Besonderes Gewicht wurde, wie man sieht, auf die möglichst beschleunigte Abfertigung der Boten gelegt. Deswegen sollte auch der Kanzler "für schleunige Verabschiedung aller einkommenden Sachen sorgen, auch frembde Botten so fürderlich als immer muglich abgefertigett oder, so die sachenn wichtig vndt Vertzug haben, muß denselben Recognition Zettel gegeben werden. Vnser Cammersecretarius soll auch Vertzeichnus machen, vff welchen Tag Prieff, daran gelegen, abgefertigett werden, vnb ber Botten Namen und ReIationes vertzeichnen."
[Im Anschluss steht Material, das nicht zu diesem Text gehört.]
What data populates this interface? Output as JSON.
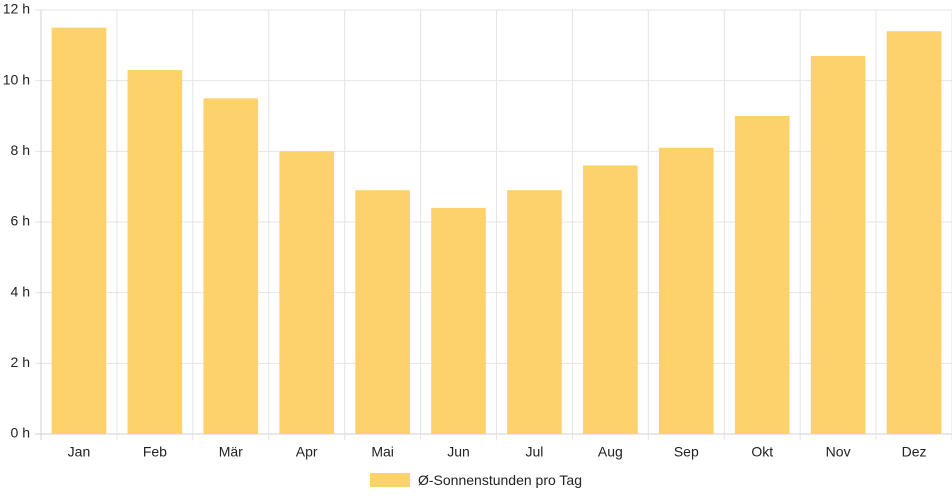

Die Kanzleiordnung Herzogs Hans Albrecht von Güstrow von 1612 bestimmte wegen des Botendienstes unter Nr. 35: "Der Botte so die Acta 5) entweder alßbaldt zurück bringet oder hernacher wieder holet, soll schuldig seinu, von den Urtheilfassern einen Zettell, darinn, wie viell tage er des Ortes aufwarten, und was er pro studio et labore geben vnd entrichten mußen, vorzeichnet sey, zu fordern, vnd neben den Acten unserem Kantzler oder Räthen einzuschaffen oder in Vnterlassung dessen seines Bottenlohnes verlustig sein."
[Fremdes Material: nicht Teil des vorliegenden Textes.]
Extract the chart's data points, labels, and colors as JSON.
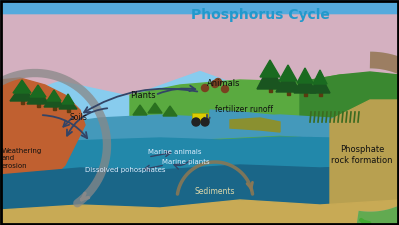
{
  "title": "Phosphorus Cycle",
  "title_color": "#2299cc",
  "title_fontsize": 10,
  "colors": {
    "sky_blue": "#88ccee",
    "sky_top": "#55aadd",
    "pink_mountain": "#d4b0c0",
    "green_land": "#5aaa40",
    "green_dark": "#3a8830",
    "brown_soil": "#c06030",
    "water_light": "#4499bb",
    "water_mid": "#2288aa",
    "water_deep": "#1a6688",
    "sand": "#c8aa55",
    "sand_right": "#b8a050",
    "olive_delta": "#8a9030",
    "tree_dark": "#1a5520",
    "tree_mid": "#1a6a20",
    "trunk": "#5a3a10",
    "shrub": "#2a7020",
    "animal": "#7a4020",
    "tractor_yellow": "#ddcc00",
    "tractor_wheel": "#222222",
    "seagrass": "#3a6a20",
    "arrow_dark": "#334466",
    "arrow_gray": "#888888",
    "arrow_tan": "#887755",
    "label_dark": "#111111",
    "label_water": "#ddeeff",
    "label_sand": "#ddd8aa",
    "border": "#000000"
  },
  "labels": {
    "plants": "Plants",
    "animals": "Animals",
    "soils": "Soils",
    "weathering": "Weathering\nand\nerosion",
    "fertilizer": "fertilizer runoff",
    "marine_animals": "Marine animals",
    "marine_plants": "Marine plants",
    "dissolved": "Dissolved pohosphates",
    "sediments": "Sediments",
    "phosphate_rock": "Phosphate\nrock formation"
  }
}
Der Botendienst war schwer und wegen der Mangelhaftigkeit und Unsicherheit der Straßen nicht ohne Fährlichkeit. Die Boten führten daher ihre Reise bewaffnet aus, und es wurde bei ihrer Auswahl auf körperliche Rüstigkeit und Gewandtheit besonderes Gewicht gelegt; dabei mussten sie verstehen, sich je nach Lage der Umstände und im Verkehr mit Personen aller Kreise geschickt und anstellig zu benehmen. Die Reisen der Boten dehnten sich oft weit aus und dauerten zuweilen Monate lang.
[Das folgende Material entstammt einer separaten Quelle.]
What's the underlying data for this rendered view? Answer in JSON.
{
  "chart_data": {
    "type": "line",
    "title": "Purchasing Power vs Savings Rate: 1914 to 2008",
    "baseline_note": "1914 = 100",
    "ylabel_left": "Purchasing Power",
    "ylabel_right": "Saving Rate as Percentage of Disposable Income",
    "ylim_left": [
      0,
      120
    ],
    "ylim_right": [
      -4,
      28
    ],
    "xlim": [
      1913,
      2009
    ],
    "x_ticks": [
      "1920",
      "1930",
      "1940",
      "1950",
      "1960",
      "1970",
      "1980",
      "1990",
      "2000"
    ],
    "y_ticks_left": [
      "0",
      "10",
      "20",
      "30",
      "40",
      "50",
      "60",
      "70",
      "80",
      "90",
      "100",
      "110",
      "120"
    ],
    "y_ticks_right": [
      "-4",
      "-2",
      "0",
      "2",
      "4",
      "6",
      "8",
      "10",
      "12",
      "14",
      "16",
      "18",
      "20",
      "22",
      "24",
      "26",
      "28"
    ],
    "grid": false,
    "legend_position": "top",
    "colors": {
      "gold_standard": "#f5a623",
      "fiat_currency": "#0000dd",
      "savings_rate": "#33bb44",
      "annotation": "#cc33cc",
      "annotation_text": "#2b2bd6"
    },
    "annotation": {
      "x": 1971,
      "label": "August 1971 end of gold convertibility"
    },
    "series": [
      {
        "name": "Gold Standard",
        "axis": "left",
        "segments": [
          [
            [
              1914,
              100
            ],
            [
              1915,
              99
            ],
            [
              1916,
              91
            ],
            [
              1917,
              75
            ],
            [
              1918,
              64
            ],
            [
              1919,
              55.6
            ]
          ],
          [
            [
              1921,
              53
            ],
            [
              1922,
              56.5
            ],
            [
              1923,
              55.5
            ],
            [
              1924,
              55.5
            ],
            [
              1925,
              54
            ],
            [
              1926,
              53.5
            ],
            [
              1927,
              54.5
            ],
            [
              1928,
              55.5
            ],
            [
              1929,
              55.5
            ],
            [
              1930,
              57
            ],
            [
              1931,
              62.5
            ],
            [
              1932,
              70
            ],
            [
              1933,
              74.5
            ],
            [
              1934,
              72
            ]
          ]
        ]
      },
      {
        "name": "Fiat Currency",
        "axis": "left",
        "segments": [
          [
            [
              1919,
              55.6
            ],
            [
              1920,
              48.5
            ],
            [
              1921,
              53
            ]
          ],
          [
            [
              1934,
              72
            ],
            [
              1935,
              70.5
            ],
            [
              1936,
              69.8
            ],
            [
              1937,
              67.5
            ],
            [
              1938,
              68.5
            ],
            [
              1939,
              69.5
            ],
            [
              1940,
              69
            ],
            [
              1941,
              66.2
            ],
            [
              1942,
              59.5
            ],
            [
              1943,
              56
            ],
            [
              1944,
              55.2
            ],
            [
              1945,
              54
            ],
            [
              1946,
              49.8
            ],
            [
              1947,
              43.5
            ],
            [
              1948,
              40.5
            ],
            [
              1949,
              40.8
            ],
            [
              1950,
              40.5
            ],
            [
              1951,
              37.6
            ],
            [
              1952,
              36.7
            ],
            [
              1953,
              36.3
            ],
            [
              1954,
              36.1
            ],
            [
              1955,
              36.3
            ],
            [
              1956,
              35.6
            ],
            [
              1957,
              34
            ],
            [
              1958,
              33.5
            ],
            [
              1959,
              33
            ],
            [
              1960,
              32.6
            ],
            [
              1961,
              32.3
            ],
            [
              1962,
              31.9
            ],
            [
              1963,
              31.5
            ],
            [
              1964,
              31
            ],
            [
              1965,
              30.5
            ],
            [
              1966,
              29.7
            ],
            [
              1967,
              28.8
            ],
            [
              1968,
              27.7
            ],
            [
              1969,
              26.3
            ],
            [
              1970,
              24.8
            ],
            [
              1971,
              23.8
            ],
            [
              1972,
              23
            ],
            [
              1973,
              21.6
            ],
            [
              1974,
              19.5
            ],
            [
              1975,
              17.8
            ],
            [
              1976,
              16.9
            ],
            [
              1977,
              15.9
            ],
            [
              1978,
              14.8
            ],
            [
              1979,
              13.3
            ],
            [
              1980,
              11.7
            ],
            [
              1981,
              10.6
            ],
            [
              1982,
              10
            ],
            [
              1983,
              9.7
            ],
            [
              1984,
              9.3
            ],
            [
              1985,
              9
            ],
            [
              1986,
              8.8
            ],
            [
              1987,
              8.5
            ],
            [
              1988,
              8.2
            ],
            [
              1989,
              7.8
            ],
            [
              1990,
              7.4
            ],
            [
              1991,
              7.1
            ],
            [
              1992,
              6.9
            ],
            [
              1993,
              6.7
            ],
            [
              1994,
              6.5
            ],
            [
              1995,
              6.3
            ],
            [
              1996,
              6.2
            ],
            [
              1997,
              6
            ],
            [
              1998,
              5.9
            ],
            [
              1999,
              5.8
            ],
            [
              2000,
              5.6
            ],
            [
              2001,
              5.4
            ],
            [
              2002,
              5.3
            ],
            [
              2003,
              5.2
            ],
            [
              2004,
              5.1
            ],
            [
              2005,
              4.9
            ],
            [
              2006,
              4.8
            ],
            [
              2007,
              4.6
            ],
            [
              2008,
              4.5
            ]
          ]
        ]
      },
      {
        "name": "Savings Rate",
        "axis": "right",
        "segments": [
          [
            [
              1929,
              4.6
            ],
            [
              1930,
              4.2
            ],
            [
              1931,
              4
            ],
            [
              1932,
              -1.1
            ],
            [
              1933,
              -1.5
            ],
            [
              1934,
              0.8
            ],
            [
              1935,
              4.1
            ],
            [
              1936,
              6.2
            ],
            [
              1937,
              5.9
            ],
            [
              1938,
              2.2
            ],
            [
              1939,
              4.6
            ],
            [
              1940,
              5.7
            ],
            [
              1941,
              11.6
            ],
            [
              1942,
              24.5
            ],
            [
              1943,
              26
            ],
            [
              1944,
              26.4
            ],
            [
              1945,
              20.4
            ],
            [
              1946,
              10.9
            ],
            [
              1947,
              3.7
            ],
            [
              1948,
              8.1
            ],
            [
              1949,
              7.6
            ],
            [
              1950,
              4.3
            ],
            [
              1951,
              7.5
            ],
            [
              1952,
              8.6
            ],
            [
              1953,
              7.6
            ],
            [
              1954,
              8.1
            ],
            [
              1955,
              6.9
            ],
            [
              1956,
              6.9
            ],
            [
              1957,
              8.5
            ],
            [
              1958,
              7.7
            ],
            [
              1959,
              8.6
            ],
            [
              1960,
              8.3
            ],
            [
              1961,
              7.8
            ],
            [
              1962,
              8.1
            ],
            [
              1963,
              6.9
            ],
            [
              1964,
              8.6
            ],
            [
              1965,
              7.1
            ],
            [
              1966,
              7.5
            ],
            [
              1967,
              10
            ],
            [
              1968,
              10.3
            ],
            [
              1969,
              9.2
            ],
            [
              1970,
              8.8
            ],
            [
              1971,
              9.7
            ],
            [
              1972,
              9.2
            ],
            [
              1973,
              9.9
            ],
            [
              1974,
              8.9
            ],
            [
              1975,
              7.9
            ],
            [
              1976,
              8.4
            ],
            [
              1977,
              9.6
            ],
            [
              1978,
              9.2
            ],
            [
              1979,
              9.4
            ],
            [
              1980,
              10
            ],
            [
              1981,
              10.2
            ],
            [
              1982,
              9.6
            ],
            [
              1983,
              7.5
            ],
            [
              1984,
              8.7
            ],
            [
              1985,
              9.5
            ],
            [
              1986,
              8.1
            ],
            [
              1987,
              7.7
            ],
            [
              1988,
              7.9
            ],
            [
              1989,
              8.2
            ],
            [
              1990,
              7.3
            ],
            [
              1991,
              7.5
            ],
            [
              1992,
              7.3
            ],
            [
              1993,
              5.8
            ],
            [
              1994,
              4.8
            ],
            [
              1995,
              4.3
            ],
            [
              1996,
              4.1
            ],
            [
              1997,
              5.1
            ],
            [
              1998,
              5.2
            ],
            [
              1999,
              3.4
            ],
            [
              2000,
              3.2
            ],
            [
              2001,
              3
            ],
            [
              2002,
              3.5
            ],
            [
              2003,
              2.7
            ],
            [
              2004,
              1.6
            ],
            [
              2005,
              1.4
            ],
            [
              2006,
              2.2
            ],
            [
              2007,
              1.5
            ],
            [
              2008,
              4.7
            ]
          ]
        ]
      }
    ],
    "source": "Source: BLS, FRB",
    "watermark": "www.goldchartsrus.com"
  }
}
1) Nach der Kirchengerichtsordnung von 1570 hatte der Bote zu schwören, daß er den Commissarien des Consistorii gewärtig und gehorsam sein, ihre Botschaften und, was ihm jederzeit befohlen und übergeben werde, getreulich, förderlich und mit Fleiß auszurichten, und dem Notario derwegen gebührliche Relation zu thun, d. h. Meldung von seinem Botengange zu erstatten.
2) Ein derartiges (silbernes) Schild (am Schluss dieses Abschnitts abgebildet) ist uns aus späterer Zeit (1743) erhalten. Es trug der letzte Reisebote der Schweriner Justizkanzlei bis zu seinem 1812 erfolgenden Tode.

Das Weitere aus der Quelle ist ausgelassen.